Oct. 14 (Bloomberg) -- European Commission President Jose Barroso said euro-area rescue fund is now “ready” to use its expanded powers after Slovakia’s lawmakers backed the enhanced European Financial Stability Facility yesterday.
“Slovakia has voted the package, so this fund is already operational,” Barroso said today in Saint-Cyr-sur-Loire, France. “We must optimize the efficiency by leverage effects.”
The EFSF has gained the power to buy sovereign bonds on the secondary and primary markets, offer credit lines to governments and grant aid for bank recapitalizations. The EFSF’s role up to now has been to sell bonds to finance rescue loans.
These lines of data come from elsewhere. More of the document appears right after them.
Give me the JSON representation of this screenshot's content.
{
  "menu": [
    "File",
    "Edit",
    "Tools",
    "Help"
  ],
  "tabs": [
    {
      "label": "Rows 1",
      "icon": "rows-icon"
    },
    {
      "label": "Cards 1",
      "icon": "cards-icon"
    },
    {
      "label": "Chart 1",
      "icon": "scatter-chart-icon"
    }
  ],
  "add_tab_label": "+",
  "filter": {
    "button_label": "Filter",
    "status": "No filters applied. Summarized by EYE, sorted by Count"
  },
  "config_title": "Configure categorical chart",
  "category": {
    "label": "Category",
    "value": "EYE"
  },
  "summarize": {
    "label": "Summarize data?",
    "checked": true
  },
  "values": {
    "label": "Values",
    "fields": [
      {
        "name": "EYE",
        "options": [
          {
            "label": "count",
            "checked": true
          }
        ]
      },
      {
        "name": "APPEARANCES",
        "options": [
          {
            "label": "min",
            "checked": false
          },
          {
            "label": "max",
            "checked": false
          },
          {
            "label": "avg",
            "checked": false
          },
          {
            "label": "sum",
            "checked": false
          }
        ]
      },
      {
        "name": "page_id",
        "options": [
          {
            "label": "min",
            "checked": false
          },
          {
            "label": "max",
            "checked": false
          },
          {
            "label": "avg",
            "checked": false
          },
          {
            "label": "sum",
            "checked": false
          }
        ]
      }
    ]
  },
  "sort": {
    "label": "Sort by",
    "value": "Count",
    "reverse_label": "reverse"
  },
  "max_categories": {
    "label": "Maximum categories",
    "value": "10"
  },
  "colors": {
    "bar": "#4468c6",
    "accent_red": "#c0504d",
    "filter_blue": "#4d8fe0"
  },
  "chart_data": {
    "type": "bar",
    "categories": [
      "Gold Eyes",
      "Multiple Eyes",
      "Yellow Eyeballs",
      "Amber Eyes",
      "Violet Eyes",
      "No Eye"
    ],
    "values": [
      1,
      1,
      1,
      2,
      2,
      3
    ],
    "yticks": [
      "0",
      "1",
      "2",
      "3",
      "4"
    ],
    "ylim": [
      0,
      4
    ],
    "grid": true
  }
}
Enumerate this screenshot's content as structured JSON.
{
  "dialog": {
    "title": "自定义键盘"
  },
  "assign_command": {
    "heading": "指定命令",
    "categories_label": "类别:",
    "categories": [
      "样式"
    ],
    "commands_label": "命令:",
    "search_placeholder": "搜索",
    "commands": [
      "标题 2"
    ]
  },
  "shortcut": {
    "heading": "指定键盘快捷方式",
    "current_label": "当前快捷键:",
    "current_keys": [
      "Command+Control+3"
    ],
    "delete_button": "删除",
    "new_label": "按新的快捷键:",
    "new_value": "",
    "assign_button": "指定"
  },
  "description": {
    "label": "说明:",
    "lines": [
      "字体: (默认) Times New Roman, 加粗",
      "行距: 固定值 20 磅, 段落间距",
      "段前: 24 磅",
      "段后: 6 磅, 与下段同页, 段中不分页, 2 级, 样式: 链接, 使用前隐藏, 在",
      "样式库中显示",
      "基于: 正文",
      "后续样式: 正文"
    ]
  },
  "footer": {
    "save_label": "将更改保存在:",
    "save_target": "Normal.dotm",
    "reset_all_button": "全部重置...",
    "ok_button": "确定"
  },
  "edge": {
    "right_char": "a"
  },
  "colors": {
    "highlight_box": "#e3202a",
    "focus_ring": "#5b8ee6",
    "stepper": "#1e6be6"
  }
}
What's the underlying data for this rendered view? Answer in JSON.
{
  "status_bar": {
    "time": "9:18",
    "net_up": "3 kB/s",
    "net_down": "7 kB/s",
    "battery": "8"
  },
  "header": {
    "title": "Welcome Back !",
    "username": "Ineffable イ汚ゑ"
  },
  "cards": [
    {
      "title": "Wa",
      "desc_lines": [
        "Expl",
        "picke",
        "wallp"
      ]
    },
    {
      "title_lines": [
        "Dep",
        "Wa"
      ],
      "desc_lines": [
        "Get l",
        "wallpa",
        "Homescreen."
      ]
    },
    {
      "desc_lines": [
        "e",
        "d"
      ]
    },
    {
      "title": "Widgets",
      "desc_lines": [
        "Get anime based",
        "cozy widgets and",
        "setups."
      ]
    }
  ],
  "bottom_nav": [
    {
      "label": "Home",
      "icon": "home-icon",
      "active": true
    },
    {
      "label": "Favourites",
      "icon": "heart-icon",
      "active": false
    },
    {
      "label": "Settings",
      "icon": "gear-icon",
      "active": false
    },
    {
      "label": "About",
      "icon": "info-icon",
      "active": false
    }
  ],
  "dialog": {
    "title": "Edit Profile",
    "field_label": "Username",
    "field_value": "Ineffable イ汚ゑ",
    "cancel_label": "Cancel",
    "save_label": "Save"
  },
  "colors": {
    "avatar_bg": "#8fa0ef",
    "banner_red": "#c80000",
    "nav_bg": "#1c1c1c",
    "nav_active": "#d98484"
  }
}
Barroso reiterated his call for “coordinated action” across Europe to recapitalize banks and said the requirement “before any bank recapitalization is that they must stop distributing dividends or bonuses. This is something citizens would not understand if they see the considerable sums used for support banks,” he said. He also repeated his demand for a tax on financial transactions, saying “the financial sector must also give a contribution.”
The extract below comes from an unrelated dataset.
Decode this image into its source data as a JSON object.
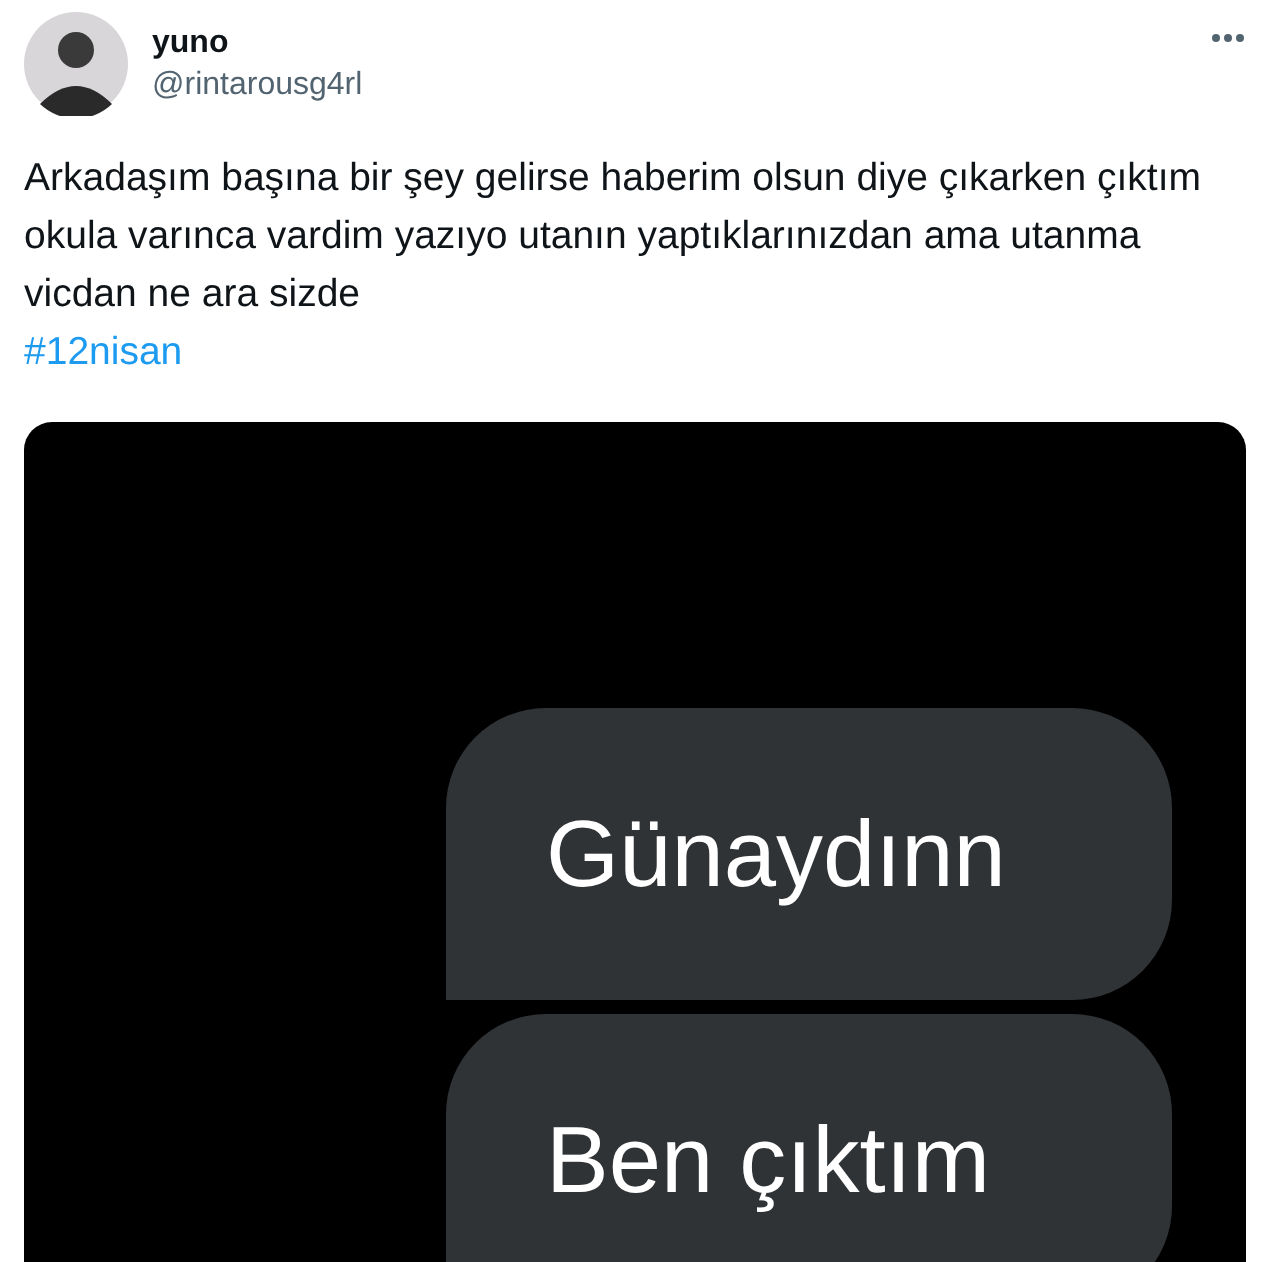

Barroso, who travels to Paris later today to meet with French President Nicolas Sarkozy, called on officials to work together with European Union institutions to solve the debt crisis.
“We must do more together,” Barroso said. “Nothing can bring results in Europe without a close cooperation between France and Germany; we all know that. But at the same time, we must work together with our institutions, it’s the only way to have all the other states follow us.”